= Brian Bolter =

American journalist

Brian Bolter is an American former television news anchor and reporter, and currently a restaurateur.

==Career==
Bolter worked at KHBS-TV in Fort Smith, Arkansas, KARK-TV in Little Rock, Arkansas, KHQA-TV in Quincy, Illinois, and at WBAL-TV in Baltimore, Maryland.

He worked as the principal anchor at WTTG-TV in Washington, DC between 1999 and 2013, co-anchoring the flagship 10pm newscast with Shawn Yancy. Bolter was the original anchor along with Tracey Neale when WTTG launched Fox 5 News at 5. He launched the Fox 5 Newsedge at 11 as a solo anchor in July 2006. In September 2007, he launched the Fox 5 Newsedge at 6 as a solo anchor. Bolter finally anchored two hours of news on The Newsedge at 6 and 11 pm and continued to co-anchor of Fox 5 News at 10. He had Lasik surgery done live during a newscast on Fox 5 News at 10.

Bolter has won two local Emmy Awards, one for the Mid-Atlantic's Best Live Reporter.
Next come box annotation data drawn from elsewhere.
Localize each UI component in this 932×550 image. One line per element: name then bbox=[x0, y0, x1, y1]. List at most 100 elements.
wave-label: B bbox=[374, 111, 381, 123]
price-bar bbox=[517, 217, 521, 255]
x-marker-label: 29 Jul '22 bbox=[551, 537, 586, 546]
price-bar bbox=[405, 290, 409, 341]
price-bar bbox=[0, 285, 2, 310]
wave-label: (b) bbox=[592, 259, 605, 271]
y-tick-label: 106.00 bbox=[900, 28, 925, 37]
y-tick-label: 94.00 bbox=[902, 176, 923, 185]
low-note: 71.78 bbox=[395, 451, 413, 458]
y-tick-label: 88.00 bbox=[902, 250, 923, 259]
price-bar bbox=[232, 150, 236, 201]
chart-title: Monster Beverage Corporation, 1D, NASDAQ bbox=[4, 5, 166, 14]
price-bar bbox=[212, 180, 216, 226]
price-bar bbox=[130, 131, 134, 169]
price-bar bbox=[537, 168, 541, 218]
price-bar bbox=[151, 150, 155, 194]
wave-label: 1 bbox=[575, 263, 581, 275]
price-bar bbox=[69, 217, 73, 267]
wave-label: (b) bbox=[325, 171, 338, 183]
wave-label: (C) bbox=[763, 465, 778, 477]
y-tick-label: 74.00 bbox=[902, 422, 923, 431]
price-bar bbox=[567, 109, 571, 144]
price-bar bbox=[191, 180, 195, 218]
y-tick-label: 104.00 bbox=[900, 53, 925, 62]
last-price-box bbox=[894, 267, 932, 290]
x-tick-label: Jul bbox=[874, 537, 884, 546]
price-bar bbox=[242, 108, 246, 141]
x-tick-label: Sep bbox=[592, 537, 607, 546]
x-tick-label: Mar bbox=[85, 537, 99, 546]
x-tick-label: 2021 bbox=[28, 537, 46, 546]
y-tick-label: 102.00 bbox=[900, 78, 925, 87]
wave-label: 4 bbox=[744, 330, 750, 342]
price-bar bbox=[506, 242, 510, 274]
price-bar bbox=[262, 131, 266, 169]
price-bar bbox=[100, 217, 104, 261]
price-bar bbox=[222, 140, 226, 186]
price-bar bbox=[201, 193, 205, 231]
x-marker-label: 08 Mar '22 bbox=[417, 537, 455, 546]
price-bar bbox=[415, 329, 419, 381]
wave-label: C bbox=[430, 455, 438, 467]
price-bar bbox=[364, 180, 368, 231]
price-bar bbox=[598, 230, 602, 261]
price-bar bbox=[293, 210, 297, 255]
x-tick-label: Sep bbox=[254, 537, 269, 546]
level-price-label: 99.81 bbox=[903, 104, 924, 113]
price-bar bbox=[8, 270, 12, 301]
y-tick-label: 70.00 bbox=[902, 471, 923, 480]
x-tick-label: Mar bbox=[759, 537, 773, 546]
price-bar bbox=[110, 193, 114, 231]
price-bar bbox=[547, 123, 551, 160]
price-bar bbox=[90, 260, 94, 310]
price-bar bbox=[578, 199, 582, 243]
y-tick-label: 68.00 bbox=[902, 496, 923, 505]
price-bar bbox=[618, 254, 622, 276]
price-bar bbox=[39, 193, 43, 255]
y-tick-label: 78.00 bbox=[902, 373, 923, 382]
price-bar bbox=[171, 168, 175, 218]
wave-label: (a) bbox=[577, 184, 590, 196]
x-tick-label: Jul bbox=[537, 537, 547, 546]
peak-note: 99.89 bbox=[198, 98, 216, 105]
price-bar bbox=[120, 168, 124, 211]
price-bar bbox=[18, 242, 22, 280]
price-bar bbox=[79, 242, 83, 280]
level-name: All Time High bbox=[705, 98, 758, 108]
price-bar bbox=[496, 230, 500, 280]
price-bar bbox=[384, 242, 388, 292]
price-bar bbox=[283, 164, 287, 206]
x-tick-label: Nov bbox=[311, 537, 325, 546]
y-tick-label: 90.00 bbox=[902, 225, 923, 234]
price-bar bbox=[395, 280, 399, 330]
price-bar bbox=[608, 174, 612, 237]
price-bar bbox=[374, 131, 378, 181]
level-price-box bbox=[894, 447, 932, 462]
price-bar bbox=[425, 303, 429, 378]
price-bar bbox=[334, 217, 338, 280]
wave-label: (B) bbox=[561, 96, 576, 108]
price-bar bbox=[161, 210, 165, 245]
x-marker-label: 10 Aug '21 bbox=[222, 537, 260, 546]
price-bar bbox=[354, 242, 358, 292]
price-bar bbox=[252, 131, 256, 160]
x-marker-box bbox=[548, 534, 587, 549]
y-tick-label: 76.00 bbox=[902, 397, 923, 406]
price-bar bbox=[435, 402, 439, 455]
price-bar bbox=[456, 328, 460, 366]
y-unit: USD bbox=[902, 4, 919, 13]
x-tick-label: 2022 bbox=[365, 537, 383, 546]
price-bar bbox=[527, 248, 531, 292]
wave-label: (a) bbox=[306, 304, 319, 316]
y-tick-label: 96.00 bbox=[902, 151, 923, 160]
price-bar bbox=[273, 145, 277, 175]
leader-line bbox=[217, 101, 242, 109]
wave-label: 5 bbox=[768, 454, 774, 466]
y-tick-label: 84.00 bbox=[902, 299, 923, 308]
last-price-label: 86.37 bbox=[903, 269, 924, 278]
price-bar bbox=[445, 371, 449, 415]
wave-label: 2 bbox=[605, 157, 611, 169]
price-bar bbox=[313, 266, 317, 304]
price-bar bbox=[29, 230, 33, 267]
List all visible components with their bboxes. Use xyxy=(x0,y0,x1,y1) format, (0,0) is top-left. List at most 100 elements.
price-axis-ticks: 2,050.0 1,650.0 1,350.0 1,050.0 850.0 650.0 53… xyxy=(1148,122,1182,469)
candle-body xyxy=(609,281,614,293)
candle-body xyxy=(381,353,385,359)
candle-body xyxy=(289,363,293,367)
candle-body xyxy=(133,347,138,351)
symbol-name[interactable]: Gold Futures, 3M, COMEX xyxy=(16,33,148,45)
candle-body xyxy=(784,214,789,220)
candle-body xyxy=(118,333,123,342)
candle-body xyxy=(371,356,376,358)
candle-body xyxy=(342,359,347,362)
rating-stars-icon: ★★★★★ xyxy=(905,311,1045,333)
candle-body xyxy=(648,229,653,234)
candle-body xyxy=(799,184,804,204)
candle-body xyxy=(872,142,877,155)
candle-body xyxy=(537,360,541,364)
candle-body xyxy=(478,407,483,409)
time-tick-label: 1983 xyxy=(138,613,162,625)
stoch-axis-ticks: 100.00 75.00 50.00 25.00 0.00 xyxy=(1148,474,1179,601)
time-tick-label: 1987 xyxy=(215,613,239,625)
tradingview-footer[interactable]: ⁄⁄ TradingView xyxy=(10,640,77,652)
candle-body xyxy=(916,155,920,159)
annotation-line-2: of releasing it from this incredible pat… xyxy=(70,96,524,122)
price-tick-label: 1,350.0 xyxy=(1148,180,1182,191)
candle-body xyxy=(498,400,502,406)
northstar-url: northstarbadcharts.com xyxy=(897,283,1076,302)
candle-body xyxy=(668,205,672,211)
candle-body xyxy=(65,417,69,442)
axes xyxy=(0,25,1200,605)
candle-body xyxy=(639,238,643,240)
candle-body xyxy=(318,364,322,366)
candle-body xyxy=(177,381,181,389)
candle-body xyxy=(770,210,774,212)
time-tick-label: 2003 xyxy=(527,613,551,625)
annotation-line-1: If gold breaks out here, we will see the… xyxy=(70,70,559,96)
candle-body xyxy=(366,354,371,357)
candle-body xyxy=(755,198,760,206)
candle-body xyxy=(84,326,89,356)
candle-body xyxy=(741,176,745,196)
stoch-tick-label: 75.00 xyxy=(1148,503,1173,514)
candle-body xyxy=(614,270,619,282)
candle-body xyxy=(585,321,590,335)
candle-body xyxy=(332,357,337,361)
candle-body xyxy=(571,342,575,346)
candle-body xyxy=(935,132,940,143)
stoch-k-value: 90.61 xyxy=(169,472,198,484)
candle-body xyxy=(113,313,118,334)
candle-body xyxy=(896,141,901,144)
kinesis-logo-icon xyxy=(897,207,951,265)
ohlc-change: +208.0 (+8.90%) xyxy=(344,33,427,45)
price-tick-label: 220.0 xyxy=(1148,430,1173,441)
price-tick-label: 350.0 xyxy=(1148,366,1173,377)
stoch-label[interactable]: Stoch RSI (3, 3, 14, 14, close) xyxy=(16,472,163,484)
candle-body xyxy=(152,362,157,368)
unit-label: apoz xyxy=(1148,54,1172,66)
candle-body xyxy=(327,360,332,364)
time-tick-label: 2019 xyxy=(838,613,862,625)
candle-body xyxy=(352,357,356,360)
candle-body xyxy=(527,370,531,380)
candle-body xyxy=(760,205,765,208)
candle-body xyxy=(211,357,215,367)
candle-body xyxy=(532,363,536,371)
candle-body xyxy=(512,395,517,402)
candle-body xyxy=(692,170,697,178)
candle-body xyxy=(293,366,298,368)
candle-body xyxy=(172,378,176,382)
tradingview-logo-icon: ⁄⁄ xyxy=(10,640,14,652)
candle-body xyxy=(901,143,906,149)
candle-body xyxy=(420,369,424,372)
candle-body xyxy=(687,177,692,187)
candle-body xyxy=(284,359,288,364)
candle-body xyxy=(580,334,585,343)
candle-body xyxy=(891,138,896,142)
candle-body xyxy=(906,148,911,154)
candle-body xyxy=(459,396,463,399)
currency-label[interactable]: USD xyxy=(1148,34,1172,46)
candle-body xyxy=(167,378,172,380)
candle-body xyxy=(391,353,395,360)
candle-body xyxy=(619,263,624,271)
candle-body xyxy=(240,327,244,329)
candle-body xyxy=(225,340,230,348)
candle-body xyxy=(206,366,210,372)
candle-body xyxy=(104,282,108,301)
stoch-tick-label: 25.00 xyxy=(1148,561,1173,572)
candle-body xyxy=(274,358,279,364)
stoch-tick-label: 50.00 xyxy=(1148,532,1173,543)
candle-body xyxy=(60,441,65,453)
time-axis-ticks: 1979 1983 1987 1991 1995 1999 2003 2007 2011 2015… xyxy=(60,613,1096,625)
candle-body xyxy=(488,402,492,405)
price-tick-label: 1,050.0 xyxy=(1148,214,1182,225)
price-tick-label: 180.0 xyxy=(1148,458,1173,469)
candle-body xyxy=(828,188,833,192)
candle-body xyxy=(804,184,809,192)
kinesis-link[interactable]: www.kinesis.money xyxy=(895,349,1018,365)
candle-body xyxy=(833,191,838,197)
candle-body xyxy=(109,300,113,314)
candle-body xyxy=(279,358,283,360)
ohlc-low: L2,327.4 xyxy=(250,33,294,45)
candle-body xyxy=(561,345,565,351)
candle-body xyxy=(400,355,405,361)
He also has three regional Edward R. Murrow Awards including Best Newscast in 2007 and 2008.

In 2006, Washingtonian Magazine named Bolter one of Washington's Best Dressed. Bolter's voice also appeared, uncredited, in a mock breaking news scene in the 2006 movie The Sentinel.

In 2013, he left WTTG to help expand the restaurant owned by him and his wife Lisa, the Red Red Wine Bar in Annapolis, Maryland.